The exact cause of SAD is not known, but it is thought to be related to changes in the body’s natural circadian rhythms and the production of the hormone melatonin. The prevalence of the winter-type seasonal pattern of depression appears to vary with latitude, age, and sex. Prevalence increases with higher latitudes. Age is also a strong predictor of seasonality, with younger persons at higher risk for winter depressive episodes (APA 2022).
How worried should I be about SAD this winter?
The short answer is not much! About 5 percent of adults in the U.S. experience SAD (seasonal depression) and it typically lasts about 40 percent of the year. It is more common among women than men (Torres, 2020).
In Australia the adult prevalence is much smaller, at about 0.33% or about 1 in 300.
Perhaps in Australia psychosocial stressors that are related to seasons may be part of the issue. The DSM-5 diagnostic criteria include a note. “Note: Do not include cases in which there is an obvious effect of seasonally related psychosocial stressors (e.g., regularly being unemployed every winter).” (APA 2022)
There are several treatments available for depression that occur seasonally. Cognitive Behavioural therapy (CBT) is effective for treating seasonally related depression (Torres, 2020). Similarly, light therapy (Pjrek et al 2020), has been shown to have a good effect. The two forms of therapy are comparable in efficacy during an acute episode (Rohan, 2008) However, the CBT treatment also appears to buffer against relapse the following winter (Evans, 2013).

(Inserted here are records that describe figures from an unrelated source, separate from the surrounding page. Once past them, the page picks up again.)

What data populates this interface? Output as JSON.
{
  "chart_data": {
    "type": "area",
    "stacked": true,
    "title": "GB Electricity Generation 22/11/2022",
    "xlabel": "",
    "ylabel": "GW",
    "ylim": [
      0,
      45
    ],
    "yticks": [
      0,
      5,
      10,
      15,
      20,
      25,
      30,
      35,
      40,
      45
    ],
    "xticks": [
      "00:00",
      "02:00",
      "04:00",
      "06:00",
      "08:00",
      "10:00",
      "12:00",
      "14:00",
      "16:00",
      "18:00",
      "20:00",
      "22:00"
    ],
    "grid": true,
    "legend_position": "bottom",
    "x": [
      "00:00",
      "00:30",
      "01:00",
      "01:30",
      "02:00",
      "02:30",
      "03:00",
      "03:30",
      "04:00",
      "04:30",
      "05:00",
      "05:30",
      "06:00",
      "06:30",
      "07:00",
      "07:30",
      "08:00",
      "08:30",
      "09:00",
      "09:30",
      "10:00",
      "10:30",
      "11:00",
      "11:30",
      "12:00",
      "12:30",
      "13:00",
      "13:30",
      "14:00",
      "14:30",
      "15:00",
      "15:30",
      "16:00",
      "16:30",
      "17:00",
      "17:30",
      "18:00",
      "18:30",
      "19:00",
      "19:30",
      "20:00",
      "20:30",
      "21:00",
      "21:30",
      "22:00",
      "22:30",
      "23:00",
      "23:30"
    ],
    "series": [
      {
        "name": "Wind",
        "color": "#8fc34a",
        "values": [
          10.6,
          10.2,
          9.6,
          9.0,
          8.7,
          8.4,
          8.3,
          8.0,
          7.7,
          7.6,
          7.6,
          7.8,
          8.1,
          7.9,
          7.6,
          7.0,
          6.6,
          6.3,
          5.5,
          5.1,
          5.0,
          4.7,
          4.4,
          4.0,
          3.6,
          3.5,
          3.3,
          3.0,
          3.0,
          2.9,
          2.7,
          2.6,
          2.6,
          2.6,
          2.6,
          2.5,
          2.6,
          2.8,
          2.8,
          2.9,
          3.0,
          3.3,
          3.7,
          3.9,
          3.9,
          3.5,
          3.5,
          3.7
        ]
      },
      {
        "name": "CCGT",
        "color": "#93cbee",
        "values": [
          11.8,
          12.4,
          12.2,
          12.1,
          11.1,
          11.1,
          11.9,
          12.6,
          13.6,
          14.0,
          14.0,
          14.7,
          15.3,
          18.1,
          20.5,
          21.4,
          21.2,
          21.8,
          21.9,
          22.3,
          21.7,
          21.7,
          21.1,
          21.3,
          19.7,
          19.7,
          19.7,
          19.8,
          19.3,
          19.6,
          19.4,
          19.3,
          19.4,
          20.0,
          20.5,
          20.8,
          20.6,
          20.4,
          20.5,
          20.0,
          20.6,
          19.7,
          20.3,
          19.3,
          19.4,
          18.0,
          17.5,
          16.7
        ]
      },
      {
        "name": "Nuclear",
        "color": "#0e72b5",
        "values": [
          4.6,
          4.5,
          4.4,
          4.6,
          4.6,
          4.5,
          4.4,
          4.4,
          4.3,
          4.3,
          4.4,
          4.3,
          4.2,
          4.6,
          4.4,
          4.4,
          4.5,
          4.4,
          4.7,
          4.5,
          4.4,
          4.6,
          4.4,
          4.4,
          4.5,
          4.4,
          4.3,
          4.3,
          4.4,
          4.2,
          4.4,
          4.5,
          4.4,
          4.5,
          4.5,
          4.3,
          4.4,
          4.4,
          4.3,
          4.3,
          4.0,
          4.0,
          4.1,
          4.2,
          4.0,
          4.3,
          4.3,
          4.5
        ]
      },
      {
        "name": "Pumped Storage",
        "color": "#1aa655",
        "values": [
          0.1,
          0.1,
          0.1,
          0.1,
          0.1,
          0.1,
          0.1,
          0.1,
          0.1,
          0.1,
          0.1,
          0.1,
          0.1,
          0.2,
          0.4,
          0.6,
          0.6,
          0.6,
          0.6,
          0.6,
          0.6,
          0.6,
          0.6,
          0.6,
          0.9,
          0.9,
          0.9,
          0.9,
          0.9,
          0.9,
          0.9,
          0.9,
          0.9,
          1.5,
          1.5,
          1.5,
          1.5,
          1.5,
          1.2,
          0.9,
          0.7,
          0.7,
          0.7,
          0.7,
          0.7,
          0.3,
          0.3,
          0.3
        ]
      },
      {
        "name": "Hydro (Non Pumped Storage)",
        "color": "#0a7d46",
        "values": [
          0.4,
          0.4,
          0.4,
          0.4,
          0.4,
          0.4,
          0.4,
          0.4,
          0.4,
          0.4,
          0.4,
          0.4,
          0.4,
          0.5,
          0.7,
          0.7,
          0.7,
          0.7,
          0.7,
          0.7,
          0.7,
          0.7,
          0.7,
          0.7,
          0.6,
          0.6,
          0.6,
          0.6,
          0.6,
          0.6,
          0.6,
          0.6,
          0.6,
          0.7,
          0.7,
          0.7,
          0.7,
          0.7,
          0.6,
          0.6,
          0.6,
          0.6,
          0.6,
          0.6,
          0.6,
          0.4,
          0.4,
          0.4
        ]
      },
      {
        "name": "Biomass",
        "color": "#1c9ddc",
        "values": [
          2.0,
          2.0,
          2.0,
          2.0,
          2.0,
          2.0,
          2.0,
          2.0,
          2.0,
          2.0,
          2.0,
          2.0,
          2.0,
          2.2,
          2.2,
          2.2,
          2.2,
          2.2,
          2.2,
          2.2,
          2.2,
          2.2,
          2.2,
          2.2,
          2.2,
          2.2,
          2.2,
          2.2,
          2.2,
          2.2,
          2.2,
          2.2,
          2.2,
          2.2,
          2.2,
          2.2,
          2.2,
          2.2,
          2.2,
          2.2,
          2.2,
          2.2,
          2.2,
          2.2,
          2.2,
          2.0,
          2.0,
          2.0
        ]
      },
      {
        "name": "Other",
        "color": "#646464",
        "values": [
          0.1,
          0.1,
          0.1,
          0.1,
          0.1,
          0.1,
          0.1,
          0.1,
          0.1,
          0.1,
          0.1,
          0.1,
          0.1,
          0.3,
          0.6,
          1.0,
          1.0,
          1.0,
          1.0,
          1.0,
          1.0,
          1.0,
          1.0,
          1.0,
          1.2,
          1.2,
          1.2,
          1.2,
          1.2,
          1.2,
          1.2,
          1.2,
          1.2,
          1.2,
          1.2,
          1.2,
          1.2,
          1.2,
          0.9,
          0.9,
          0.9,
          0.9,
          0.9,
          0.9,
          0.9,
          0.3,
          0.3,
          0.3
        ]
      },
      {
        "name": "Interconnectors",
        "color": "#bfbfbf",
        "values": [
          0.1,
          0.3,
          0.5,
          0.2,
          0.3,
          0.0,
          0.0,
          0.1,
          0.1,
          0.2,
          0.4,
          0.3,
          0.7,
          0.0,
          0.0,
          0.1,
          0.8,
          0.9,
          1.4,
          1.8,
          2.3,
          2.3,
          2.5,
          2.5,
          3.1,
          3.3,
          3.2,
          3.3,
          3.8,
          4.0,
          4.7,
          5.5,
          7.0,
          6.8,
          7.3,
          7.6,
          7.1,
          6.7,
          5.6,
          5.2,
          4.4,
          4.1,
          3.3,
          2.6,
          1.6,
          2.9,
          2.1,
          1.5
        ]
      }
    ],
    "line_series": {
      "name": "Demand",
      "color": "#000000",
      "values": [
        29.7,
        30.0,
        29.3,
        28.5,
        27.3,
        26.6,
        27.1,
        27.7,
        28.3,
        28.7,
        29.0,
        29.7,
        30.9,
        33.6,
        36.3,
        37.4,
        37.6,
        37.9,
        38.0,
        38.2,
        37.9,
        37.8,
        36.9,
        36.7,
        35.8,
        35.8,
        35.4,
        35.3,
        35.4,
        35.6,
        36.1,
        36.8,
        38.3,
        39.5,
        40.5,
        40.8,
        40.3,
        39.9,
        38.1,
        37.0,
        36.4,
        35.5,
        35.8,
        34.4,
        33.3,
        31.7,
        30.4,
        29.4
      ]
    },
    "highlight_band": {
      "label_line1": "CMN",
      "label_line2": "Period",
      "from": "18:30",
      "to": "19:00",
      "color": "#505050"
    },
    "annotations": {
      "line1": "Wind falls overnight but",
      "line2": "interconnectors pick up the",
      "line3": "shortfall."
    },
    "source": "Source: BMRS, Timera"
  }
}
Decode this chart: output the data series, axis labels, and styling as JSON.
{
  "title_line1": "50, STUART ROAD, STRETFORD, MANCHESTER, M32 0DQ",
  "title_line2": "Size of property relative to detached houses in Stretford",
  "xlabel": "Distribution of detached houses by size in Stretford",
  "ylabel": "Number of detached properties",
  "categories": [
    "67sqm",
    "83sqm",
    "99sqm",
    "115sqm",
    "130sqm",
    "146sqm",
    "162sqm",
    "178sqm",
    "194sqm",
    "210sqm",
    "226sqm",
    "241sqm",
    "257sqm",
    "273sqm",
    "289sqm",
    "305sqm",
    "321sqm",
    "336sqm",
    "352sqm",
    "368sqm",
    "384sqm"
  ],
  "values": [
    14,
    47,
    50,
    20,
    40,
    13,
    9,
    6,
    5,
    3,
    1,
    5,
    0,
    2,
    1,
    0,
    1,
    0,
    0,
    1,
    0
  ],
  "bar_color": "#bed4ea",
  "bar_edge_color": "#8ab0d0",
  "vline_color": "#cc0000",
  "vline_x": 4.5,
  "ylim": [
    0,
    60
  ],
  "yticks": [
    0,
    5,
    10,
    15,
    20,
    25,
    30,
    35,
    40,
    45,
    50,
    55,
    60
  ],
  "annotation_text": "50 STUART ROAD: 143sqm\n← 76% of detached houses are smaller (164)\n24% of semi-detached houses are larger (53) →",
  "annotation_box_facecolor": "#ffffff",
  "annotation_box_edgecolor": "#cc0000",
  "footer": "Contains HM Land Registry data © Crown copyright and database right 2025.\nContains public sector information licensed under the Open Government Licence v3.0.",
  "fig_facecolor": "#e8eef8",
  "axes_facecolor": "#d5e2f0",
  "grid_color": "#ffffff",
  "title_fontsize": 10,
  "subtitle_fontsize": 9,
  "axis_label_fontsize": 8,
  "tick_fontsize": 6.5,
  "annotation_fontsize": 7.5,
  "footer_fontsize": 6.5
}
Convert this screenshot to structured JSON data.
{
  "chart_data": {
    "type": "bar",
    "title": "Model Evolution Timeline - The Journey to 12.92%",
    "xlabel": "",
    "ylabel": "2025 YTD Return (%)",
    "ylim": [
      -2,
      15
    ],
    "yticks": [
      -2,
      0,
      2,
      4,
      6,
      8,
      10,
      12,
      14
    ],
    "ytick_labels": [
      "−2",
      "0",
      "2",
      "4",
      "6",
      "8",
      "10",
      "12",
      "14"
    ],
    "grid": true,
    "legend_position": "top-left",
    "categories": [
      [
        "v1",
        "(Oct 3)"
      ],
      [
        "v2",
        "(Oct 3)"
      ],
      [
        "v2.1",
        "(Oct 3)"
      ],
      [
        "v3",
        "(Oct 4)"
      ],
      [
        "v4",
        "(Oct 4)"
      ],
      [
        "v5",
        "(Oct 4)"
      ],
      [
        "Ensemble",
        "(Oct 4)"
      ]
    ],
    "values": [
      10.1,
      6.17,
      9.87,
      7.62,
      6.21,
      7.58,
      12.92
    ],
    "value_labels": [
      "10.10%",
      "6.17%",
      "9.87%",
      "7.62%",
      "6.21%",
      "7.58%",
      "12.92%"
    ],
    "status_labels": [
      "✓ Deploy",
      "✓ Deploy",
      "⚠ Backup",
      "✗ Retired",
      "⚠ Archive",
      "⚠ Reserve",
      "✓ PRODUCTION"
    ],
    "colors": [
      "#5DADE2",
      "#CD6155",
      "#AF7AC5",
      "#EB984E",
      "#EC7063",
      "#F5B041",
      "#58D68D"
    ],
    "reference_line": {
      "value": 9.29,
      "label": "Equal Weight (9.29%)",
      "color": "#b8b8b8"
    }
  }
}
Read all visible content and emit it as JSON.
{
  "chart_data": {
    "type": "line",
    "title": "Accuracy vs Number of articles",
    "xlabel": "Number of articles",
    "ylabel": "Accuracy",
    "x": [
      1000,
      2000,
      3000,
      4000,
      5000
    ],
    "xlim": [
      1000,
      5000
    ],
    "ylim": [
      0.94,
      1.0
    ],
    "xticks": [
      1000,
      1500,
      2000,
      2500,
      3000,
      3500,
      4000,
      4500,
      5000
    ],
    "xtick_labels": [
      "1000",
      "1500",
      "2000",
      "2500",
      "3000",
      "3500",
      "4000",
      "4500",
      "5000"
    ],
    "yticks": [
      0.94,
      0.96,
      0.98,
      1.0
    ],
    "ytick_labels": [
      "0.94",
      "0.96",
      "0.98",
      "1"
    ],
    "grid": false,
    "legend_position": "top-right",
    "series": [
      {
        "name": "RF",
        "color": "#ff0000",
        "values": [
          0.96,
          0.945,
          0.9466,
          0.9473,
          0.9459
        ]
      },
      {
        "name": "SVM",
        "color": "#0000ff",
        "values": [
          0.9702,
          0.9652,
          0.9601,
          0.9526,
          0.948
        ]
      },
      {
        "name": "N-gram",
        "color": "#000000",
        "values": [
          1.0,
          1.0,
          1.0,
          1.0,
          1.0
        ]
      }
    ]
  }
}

The team at the Centre for Clinical Psychology are skilled in the assessment and treatment of all forms of depression. If you think your patient is depressed please contact us. To make an appointment, call 03 9077 0122 or book online at https://ccp.net.au/booking/
American Psychiatric Association. (2013). Diagnostic and statistical manual of mental disorders (5th ed.). https://doi.org/10.1176/appi.books.9780890425596
Depressive Disorders. (2022). In Diagnostic and Statistical Manual of Mental Disorders (Vol. 1–0). American Psychiatric Association Publishing. https://doi.org/10.1176/appi.books.9780890425787.x04_Depressive_Disorders
Evans, M., Rohan, K. J., Sitnikov, L., Mahon, J. N., Nillni, Y. I., Lindsey, K. T., & Vacek, P. M. (2013). Cognitive Change across Cognitive-Behavioral and Light Therapy Treatments for Seasonal Affective Disorder: What Accounts for Clinical Status the Next Winter?. Cognitive therapy and research, 37(6), 10.1007/s10608-013-9561-0. https://doi.org/10.1007/s10608-013-9561-0
Hunt, M. (2020, August 4). Are some people more at risk of getting SAD in winter? ABC Everyday. Retrieved May 7, 2023, from https://www.abc.net.au/everyday/are-some-people-more-at-risk-of-getting-sad-in-winter/12478178
National Institute of Mental Health. (2016). Seasonal Affective Disorder. https://www.nimh.nih.gov/health/publications/seasonal-affective-disorder/index.shtml
Pjrek, E., Friedrich, M. E., Cambioli, L., Dold, M., Jäger, F., Komorowski, A., Lanzenberger, R., Kasper, S., & Winkler, D. (2020). The Efficacy of Light Therapy in the Treatment of Seasonal Affective Disorder: A Meta-Analysis of Randomized Controlled Trials. Psychotherapy and psychosomatics, 89(1), 17–24. https://doi.org/10.1159/000502891
Rohan, K. J. (2008). Coping with the seasons: Therapist guide: A cognitive-behavioral approach to seasonal affective disorder.